In the wake of being accepted into Google’s startup accelerator for female founders, Saint John-based MedReddie has raised a $782,000 pre-seed round as it looks to scale its AI system that streamlines the procurement process for healthcare providers.
In a statement, the company described the round as oversubscribed and said it included BDC’s Thrive Lab, the Firehood industry group and angel network for women in tech, New York-based Forum Ventures and the New Brunswick Innovation Foundation, along with government grants. The money is earmarked for hiring and product development work meant to underpin an expansion in Canada and a push into the U.S. hospital market.
MedReddie is the brainchild of CEO Kara LeBlanc, who has spent more than 12 years working in medical procurement and held multiple senior roles at Service New Brunswick.
“I founded MedReddie because I knew there was a better way to help healthcare organizations acquire the technologies and services they need while also supporting medtech suppliers with new marketing channels,” she said. “We’ve built a platform that simplifies the process, saves considerable time and resources, and ultimately allows healthcare professionals to focus on what matters most: patient care.”
MedReddie’s software-as-a-service product uses a suite of proprietary language models developed specifically for medical work as an “intelligent co-pilot, enabling rapid identification of market solutions and facilitating faster procurement decisions.” The company says its technology is meant to reduce the burden on the large, expensive procurement teams currently relied on by many organizations, automating research that has traditionally been performed by human employees.
Medical supply businesses, meanwhile, are incentivized to make their product information available to the platform because the MedReddie platform offers another way to reach buyers.

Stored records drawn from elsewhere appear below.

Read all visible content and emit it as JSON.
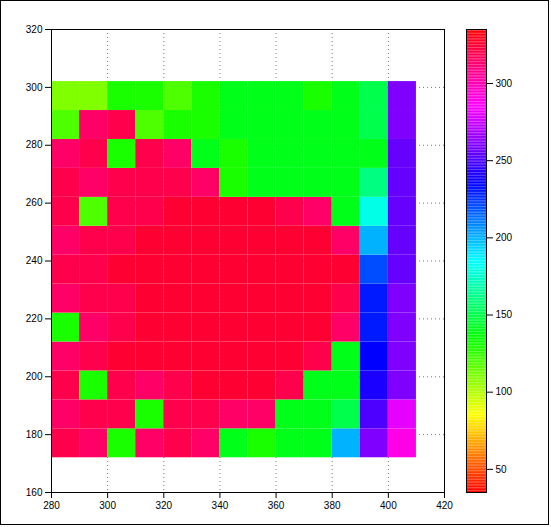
{
  "chart_data": {
    "type": "heatmap",
    "x_bins": [
      280,
      290,
      300,
      310,
      320,
      330,
      340,
      350,
      360,
      370,
      380,
      390,
      400,
      410
    ],
    "y_bins": [
      172,
      182,
      192,
      202,
      212,
      222,
      232,
      242,
      252,
      262,
      272,
      282,
      292,
      302
    ],
    "z": [
      [
        320,
        315,
        130,
        315,
        320,
        315,
        140,
        130,
        140,
        140,
        200,
        260,
        290
      ],
      [
        315,
        320,
        320,
        130,
        320,
        320,
        315,
        315,
        140,
        140,
        150,
        250,
        280
      ],
      [
        320,
        130,
        320,
        315,
        320,
        325,
        325,
        325,
        320,
        140,
        140,
        240,
        260
      ],
      [
        315,
        320,
        325,
        325,
        325,
        325,
        325,
        325,
        325,
        320,
        140,
        235,
        260
      ],
      [
        130,
        315,
        320,
        325,
        325,
        325,
        325,
        325,
        325,
        325,
        315,
        230,
        260
      ],
      [
        315,
        320,
        320,
        325,
        325,
        325,
        325,
        325,
        325,
        325,
        320,
        230,
        260
      ],
      [
        320,
        320,
        325,
        325,
        325,
        325,
        325,
        325,
        325,
        325,
        325,
        220,
        255
      ],
      [
        315,
        320,
        320,
        325,
        325,
        325,
        325,
        325,
        325,
        325,
        315,
        200,
        255
      ],
      [
        320,
        120,
        320,
        320,
        325,
        325,
        325,
        325,
        320,
        315,
        140,
        180,
        255
      ],
      [
        320,
        315,
        320,
        320,
        320,
        315,
        130,
        140,
        140,
        140,
        140,
        160,
        255
      ],
      [
        315,
        320,
        130,
        320,
        315,
        140,
        130,
        140,
        140,
        140,
        140,
        140,
        255
      ],
      [
        120,
        315,
        320,
        120,
        130,
        130,
        140,
        140,
        140,
        140,
        140,
        150,
        260
      ],
      [
        110,
        110,
        130,
        130,
        120,
        130,
        140,
        140,
        140,
        130,
        140,
        150,
        260
      ]
    ],
    "xlim": [
      280,
      420
    ],
    "xticks": [
      280,
      300,
      320,
      340,
      360,
      380,
      400,
      420
    ],
    "ylim": [
      160,
      320
    ],
    "yticks": [
      160,
      180,
      200,
      220,
      240,
      260,
      280,
      300,
      320
    ],
    "grid": true,
    "colorbar": {
      "range": [
        35,
        335
      ],
      "ticks": [
        50,
        100,
        150,
        200,
        250,
        300
      ]
    }
  }
}
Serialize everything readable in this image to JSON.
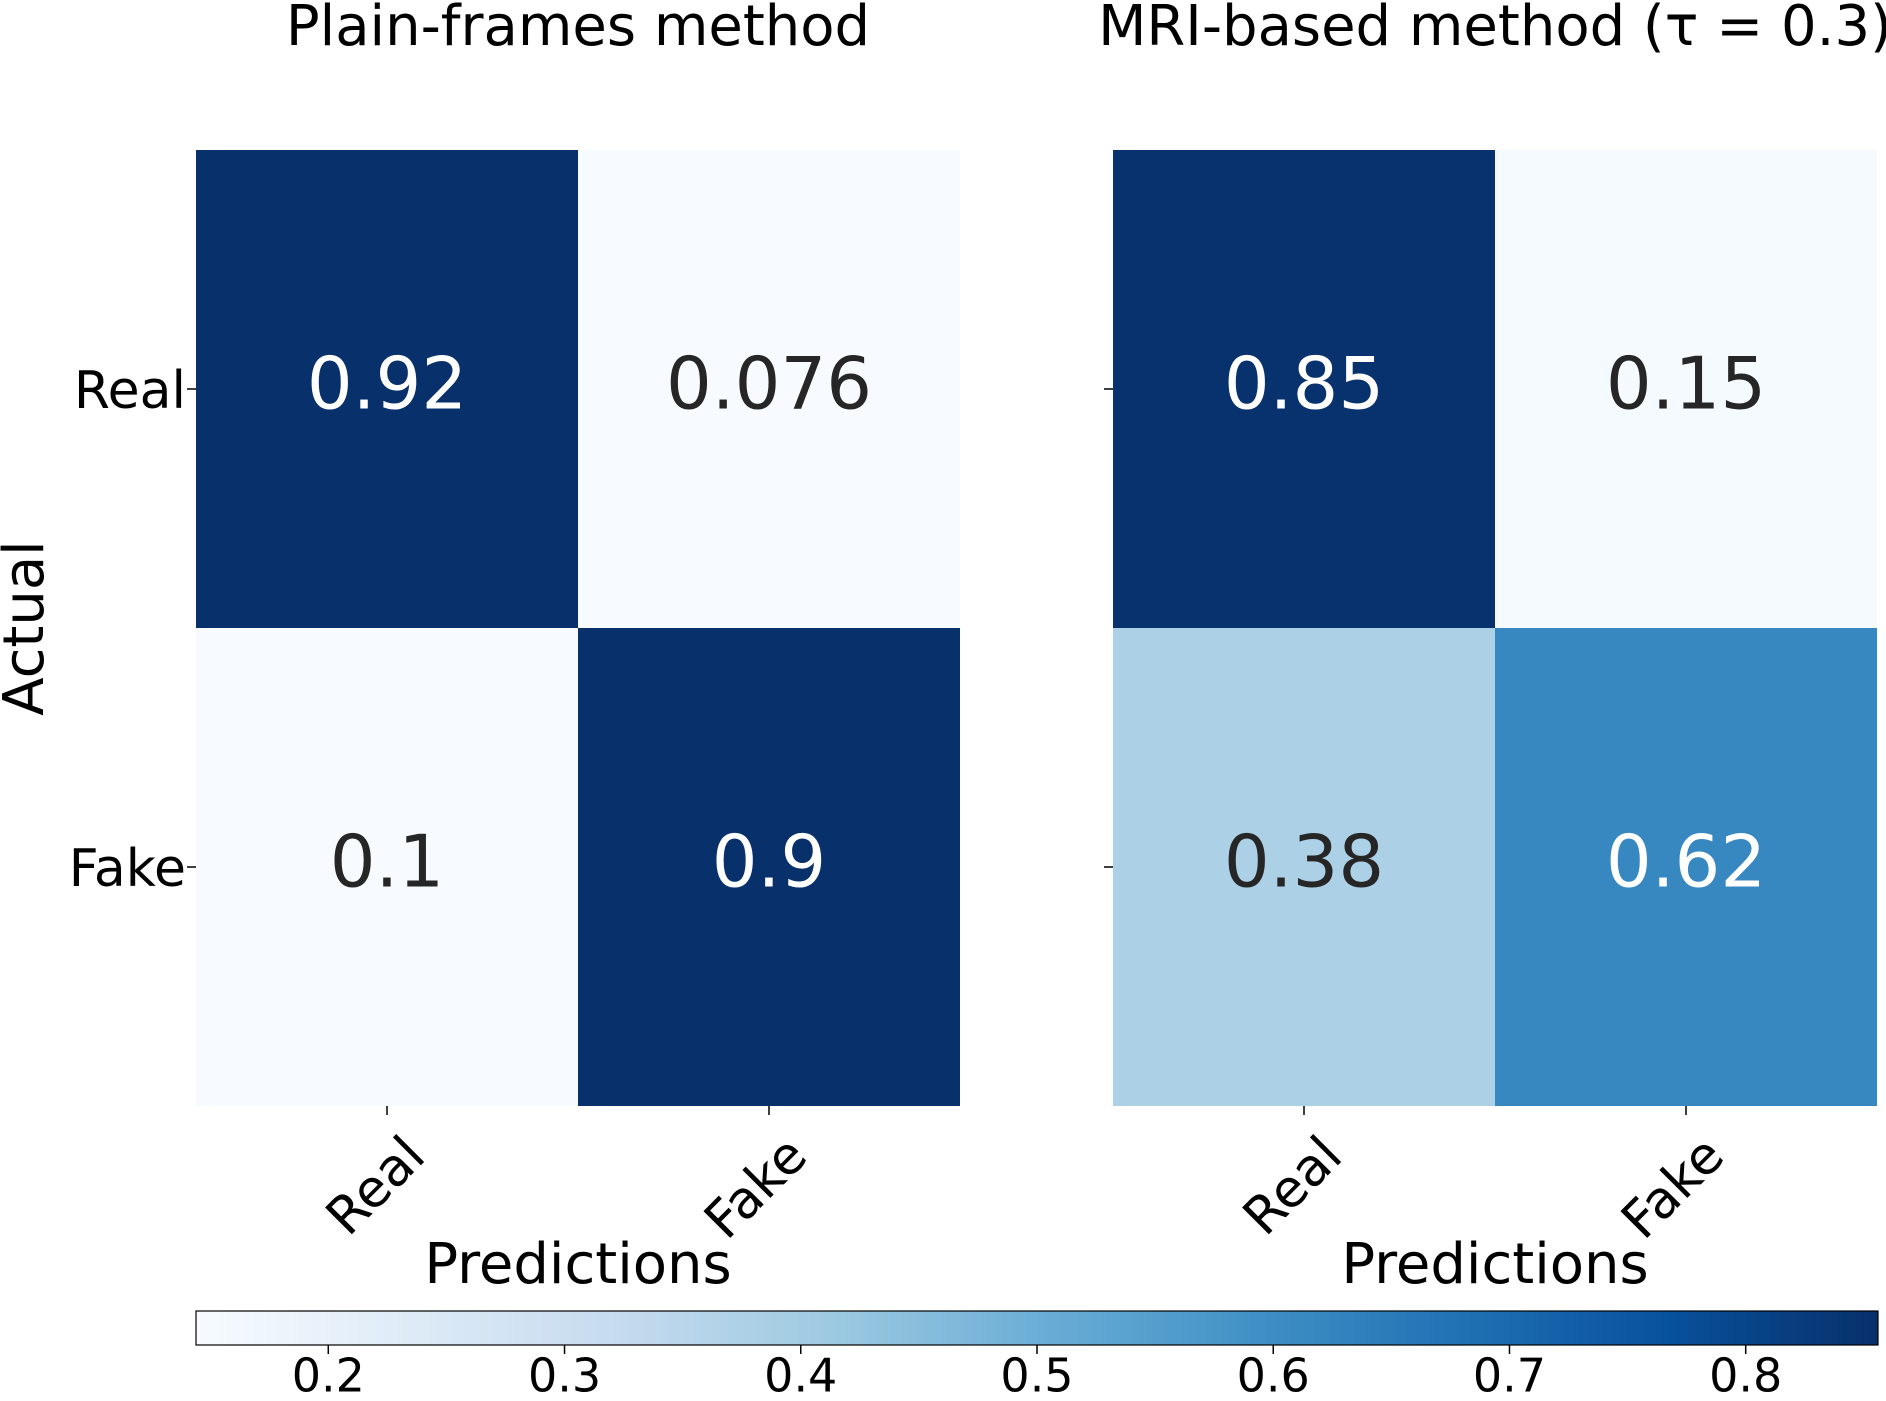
{
  "chart_data": {
    "type": "heatmap",
    "panels": [
      {
        "title": "Plain-frames method",
        "xlabel": "Predictions",
        "ylabel": "Actual",
        "x_categories": [
          "Real",
          "Fake"
        ],
        "y_categories": [
          "Real",
          "Fake"
        ],
        "values": [
          [
            0.92,
            0.076
          ],
          [
            0.1,
            0.9
          ]
        ],
        "cell_labels": [
          [
            "0.92",
            "0.076"
          ],
          [
            "0.1",
            "0.9"
          ]
        ]
      },
      {
        "title": "MRI-based method (τ = 0.3)",
        "xlabel": "Predictions",
        "ylabel": "",
        "x_categories": [
          "Real",
          "Fake"
        ],
        "y_categories": [
          "",
          ""
        ],
        "values": [
          [
            0.85,
            0.15
          ],
          [
            0.38,
            0.62
          ]
        ],
        "cell_labels": [
          [
            "0.85",
            "0.15"
          ],
          [
            "0.38",
            "0.62"
          ]
        ]
      }
    ],
    "colorbar": {
      "colormap": "Blues",
      "orientation": "horizontal",
      "range": [
        0.144,
        0.856
      ],
      "ticks": [
        0.2,
        0.3,
        0.4,
        0.5,
        0.6,
        0.7,
        0.8
      ],
      "tick_labels": [
        "0.2",
        "0.3",
        "0.4",
        "0.5",
        "0.6",
        "0.7",
        "0.8"
      ]
    },
    "colors": {
      "text_dark": "#262626",
      "text_light": "#ffffff",
      "axis": "#000000"
    }
  }
}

In March, LeBlanc’s company was among three Canadian startups chosen to participate in Google for Startups: Women Founders, which is a 10-week program originally launched in 2020. Its graduates have collectively raised more than US$93 million since then.
“(MedReddie) is already trialing … with paying customers and has established solid partnerships with strong brands including (industry association) Medtech Canada and others within the U.S. hospital system,” said Firehood Co-Founder Claudette McGowan.